Jackson Krauspenhar, oceanógrafo especialista em emergências causadas por óleo, da empresa Sprink, afirma que há uma grande preocupação com o acondicionamento apropriado desse material.

"Tem vários casos relatados de o óleo ter sido recolhido e colocado em sacos de lixo. Provavelmente grande parte desse resíduo deve estar sendo armazenado pelas próprias prefeituras, mas a gente não sabe qual é o destino final", diz.

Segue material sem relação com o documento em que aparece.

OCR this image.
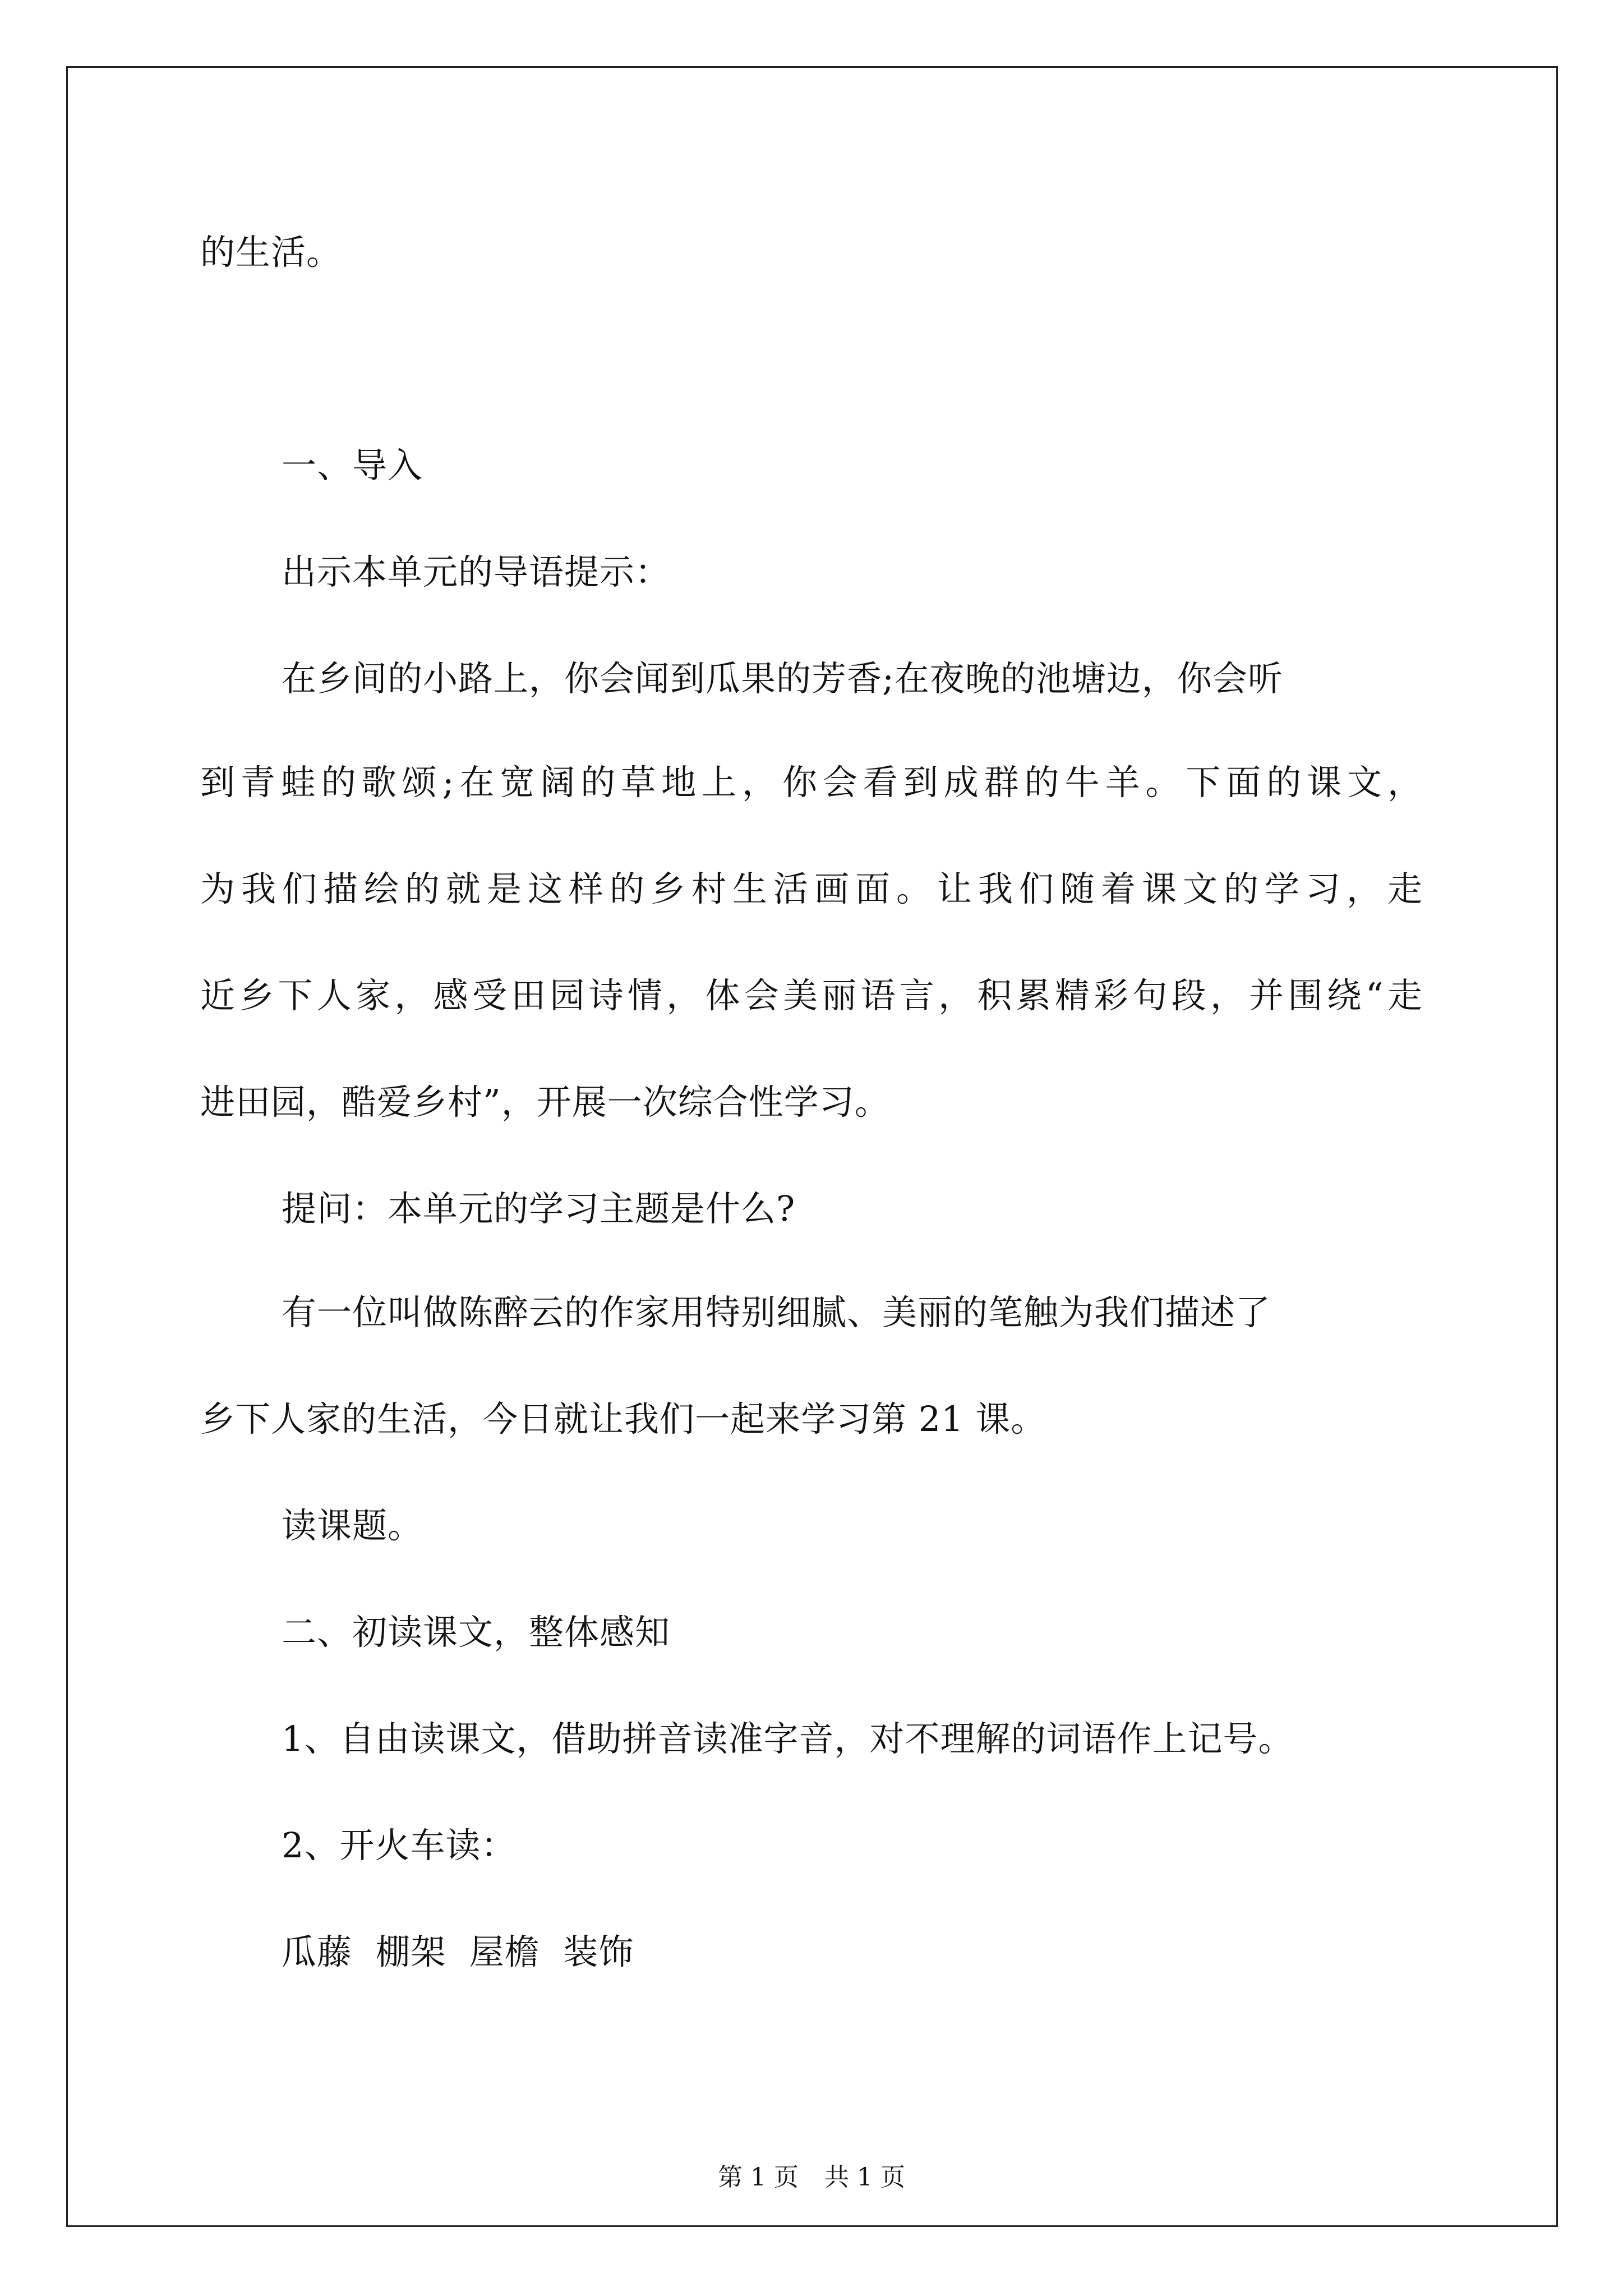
的生活。
一、导入
出示本单元的导语提示：
在乡间的小路上，你会闻到瓜果的芳香;在夜晚的池塘边，你会听
到青蛙的歌颂;在宽阔的草地上，你会看到成群的牛羊。下面的课文，
为我们描绘的就是这样的乡村生活画面。让我们随着课文的学习，走
近乡下人家，感受田园诗情，体会美丽语言，积累精彩句段，并围绕“走
进田园，酷爱乡村”，开展一次综合性学习。
提问：本单元的学习主题是什么?
有一位叫做陈醉云的作家用特别细腻、美丽的笔触为我们描述了
乡下人家的生活，今日就让我们一起来学习第 21 课。
读课题。
二、初读课文，整体感知
1、自由读课文，借助拼音读准字音，对不理解的词语作上记号。
2、开火车读：
瓜藤  棚架  屋檐  装饰
第 1 页 共 1 页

Para o especialista, além da forma de recolhimento, é necessário saber onde e como está sendo armazenado até o momento de ser direcionado ao destino final. "Se esse resíduo não for acondicionado de maneira adequada, pode contaminar através da porosidade do solo. Se tiver chuva, aumenta essa possibilidade", afirma.

"Se ele penetra no solo, pode chegar até o lençol freático e contaminar mananciais de água doce. A preocupação é que o óleo penetre e, com a chuva, esse material possa ser carregado para bacias hidrográficas."